All over Facebook I read desperate cries from Buckeye fans who are sick of being belittled by SEC fans simply because they play in the Big Ten. They point out that on one Saturday this year, lowly Indiana defeated SEC East Division Champion, Missouri, in Missouri! The Buckeyes defeated that same Indiana team by a wide margin this season, they argue. That’s true. But Missouri is not Ohio State. And the Indiana team that beat Missouri was far better than the one that fell to Ohio State. Two quarterback injuries are impossible to overcome for a team without the impressive depth of the Buckeyes. Regardless, none of that even matters. It was one day. If Missouri played Indiana 10 times, they’d almost certainly win more than five of those games.
I read wild conspiracy theories like the one that since the SEC simply gets to start the season with more ranked teams, all of their wins are automatically more impressive and all their losses automatically more forgivable. There should be no preseason rankings, they say. They’re based on nothing. Wrong. They’re based on talent. And the SEC has so much more talent than the Big Ten it’s ridiculous.
What Ohio State fans need to concentrate on is that their team is an SEC team. If they played in that conference they’d even be a good SEC team. I’d say the second best SEC team, evening winning the conference occasionally once every four or five years. They have the second best coach in the country running a lethal spread offense he used to propel the SEC to national prominence, and they have as much talent as anyone other than Alabama. These are the arguments Buckeye fans should be making to SEC fans who tell them their team stinks because it happens to be in a conference with mostly teams that stink.
SEC fans, understand that your narrative, “Everything SEC is better than everything Big Ten”, is oversimplified and inaccurate. Ohio State fans, let go of sticking up for your conference opponents and just stick up for your team.

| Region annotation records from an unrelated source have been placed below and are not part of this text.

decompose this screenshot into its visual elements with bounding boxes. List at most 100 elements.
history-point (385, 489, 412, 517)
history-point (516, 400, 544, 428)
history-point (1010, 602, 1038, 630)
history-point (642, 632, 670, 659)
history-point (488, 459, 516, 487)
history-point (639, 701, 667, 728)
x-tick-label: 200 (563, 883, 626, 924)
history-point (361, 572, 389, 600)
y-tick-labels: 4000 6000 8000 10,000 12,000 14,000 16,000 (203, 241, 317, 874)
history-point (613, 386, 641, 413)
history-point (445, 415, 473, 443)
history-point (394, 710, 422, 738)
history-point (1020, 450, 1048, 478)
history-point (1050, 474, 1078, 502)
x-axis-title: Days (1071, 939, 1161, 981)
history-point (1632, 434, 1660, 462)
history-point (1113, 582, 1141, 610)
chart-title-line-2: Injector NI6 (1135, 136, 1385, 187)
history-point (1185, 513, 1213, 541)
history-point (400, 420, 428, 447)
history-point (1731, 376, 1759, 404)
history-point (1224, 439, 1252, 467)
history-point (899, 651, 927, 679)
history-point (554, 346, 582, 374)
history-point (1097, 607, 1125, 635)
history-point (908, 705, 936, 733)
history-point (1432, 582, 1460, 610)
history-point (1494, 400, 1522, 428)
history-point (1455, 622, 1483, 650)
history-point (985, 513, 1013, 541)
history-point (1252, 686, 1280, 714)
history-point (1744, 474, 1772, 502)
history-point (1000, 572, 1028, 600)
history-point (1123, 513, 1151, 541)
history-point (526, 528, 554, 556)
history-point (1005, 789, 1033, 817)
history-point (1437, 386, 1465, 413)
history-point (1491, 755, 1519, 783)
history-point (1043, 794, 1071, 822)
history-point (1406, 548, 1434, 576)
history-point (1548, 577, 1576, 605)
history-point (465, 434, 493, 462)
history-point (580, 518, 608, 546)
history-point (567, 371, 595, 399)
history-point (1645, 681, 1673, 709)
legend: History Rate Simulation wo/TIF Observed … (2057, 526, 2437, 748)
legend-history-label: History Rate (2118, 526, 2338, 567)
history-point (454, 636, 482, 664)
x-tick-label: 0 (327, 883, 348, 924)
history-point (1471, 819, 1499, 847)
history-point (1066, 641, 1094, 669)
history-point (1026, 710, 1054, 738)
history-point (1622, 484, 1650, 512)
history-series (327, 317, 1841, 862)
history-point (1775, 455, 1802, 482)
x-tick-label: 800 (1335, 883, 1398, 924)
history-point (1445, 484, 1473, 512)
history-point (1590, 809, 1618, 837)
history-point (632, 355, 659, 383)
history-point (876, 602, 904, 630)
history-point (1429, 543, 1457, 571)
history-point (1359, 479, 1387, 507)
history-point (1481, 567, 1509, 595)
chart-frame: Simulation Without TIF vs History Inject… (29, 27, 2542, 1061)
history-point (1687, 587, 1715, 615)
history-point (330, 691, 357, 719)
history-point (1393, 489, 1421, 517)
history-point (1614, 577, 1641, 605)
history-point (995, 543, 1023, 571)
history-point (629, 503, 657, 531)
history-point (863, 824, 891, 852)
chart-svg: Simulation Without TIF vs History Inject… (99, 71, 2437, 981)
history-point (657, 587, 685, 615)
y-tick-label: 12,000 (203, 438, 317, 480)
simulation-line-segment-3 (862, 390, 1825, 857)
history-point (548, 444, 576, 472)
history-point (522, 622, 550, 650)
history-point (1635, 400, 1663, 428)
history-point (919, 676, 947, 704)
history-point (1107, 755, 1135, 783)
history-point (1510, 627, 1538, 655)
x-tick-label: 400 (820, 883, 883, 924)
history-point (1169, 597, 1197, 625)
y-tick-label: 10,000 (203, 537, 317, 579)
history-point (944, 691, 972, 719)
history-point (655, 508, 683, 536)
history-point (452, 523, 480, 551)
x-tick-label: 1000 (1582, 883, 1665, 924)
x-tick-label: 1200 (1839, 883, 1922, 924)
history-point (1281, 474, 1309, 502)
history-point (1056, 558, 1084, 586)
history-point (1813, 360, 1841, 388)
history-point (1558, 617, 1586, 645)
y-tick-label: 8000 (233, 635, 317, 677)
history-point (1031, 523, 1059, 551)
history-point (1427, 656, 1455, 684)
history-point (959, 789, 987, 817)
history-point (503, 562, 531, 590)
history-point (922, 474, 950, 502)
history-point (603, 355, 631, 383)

Although, with Jim Harbaugh coming to Michigan, it certainly bodes well for the Wolverines and the conference as a whole. Perhaps the Big Ten will now boast two of the three best recruiters in college football. There's also the consistent good-not-great Badgers, the very good-not-elite Michigan State, and perhaps the promise of James Franklin's impressive recruiting ability to suggest the Big Ten is at least trending up. The past and present are very clear. The future could get interesting.